Là où la tolérance existe ...

Là, ou la tolérance existe, il n’y a pas de seuil de pauvreté, comprendre, voilà le mot idéal.
Comme tous les petits poètes amateurs, j’ai beaucoup aimé lire Victor Hugo, Maurice Genevoix, Yann Queffélec parmi tant d’autres la liste est longue. Oui ! Victor Hugo était un homme qui comprenait presque tout.

Il a été aidé par son épouse et par sa maîtresse à comprendre son époque et écrivait sans cesse l’histoire de cette dernière à la limite inexplicable. Ce n’est pas parce que Victor Hugo était un écrivain superbe et avait un regard persan qu’il a laissé de sa traversée terrestre un journal de bord qui est à la fois le témoignage
d’un mémorialiste et la déposition d’un historien.

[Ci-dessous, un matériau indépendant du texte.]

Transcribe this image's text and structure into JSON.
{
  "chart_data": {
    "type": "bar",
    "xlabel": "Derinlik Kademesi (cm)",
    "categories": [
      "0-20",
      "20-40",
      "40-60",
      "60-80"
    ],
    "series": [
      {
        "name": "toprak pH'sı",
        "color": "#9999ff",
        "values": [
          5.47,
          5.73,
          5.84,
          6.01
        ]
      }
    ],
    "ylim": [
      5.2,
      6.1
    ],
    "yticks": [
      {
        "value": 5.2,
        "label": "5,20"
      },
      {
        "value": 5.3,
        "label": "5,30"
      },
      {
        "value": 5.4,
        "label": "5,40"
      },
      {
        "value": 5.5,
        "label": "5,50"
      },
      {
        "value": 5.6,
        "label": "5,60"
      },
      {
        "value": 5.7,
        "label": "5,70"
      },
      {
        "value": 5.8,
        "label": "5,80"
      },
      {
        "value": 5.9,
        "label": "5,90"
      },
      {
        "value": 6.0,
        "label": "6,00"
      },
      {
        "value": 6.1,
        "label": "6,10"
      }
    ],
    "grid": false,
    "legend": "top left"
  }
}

Il se sentait un habitant du temps et pas seulement un locataire de l’espace.
Si j’écris encore depuis presque quatre ans c’est que quelqu’un ou quelque chose m’a donné cette envie, quatre ans de recherche à cultiver les mots ,en parcourant cette immense forêt il m’arrive de m’arrêter pour écrire un début de phrase, le carnet est toujours dans une poche, c’est cette forêt qui m’a donné l’inspiration, avec cette nature luxuriante, j’aime conter une histoire d’amour et prendre les gens par la main pour les emmener dans un milieu qui souvent est très naturel, comme par exemple, la mer, les peintures, les chiens, nos grands amis , les sentiers de forêt ou toute la nature est très proche des chevaux, sans oublier les châteaux et les bateaux sur notre belle rivière L'Oise .
La vie est une chevauchée fantastique, c’est une jungle, nous sommes des trappeurs qui la parcourent beaucoup chaque jour avec plus ou moins de difficultés, il n’est pas indispensable d’occuper chaque minute à travailler, nous pouvons aussi lire par exemple apprendre, chercher l’évasion en 380 pages.

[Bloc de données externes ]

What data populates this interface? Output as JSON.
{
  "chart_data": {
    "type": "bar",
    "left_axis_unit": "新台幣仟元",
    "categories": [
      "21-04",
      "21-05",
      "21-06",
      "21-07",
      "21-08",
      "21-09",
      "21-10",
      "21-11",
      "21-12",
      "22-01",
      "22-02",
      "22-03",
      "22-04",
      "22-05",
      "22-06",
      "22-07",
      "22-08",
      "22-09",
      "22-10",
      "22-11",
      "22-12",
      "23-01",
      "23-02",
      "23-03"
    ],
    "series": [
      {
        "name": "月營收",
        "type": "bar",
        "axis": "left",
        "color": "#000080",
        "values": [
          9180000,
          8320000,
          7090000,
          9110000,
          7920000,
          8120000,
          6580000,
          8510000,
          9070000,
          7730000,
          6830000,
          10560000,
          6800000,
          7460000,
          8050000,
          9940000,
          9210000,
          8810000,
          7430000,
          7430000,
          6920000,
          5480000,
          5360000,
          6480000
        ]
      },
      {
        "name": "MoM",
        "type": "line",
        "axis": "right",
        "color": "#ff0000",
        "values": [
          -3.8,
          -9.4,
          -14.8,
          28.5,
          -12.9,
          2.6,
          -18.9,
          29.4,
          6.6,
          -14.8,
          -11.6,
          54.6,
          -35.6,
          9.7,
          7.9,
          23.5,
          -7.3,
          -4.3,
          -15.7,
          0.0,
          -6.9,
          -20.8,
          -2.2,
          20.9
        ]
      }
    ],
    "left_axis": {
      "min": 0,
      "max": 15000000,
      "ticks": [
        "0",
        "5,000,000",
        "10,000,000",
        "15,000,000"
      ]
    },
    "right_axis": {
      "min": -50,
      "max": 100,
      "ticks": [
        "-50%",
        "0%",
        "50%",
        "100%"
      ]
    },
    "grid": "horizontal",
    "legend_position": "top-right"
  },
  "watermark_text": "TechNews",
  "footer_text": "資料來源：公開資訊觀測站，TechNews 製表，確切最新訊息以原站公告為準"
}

Il y a quelque chose de sacré dans l’oisiveté, encore faut il pouvoir réussir à la cultiver, pour moi l’oisiveté n’est pas la mère de tous les vis, un synonyme d’oisiveté c’est « farniente » dans ce monde ou tout va trop vite regarder un chardonneret, écouter de la musique ou regarder un peintre faire une toile à quelque chose de reposant, parfois simplement observer son chien qui lui aussi vous observe au point de deviner vos pensées,
c’est une chose formidable.

L’oisiveté peu frôler la sérénité et le tout devient un bien précieux.
Écrire toujours même au stade d’amateur en choisissant divers sujets c’est essayé de provoquer des frissons de tendresse, des liaisons de bonheur pour éviter parfois ce sentiment d’isolement qui pourrait se transformer en un vertige étourdissant.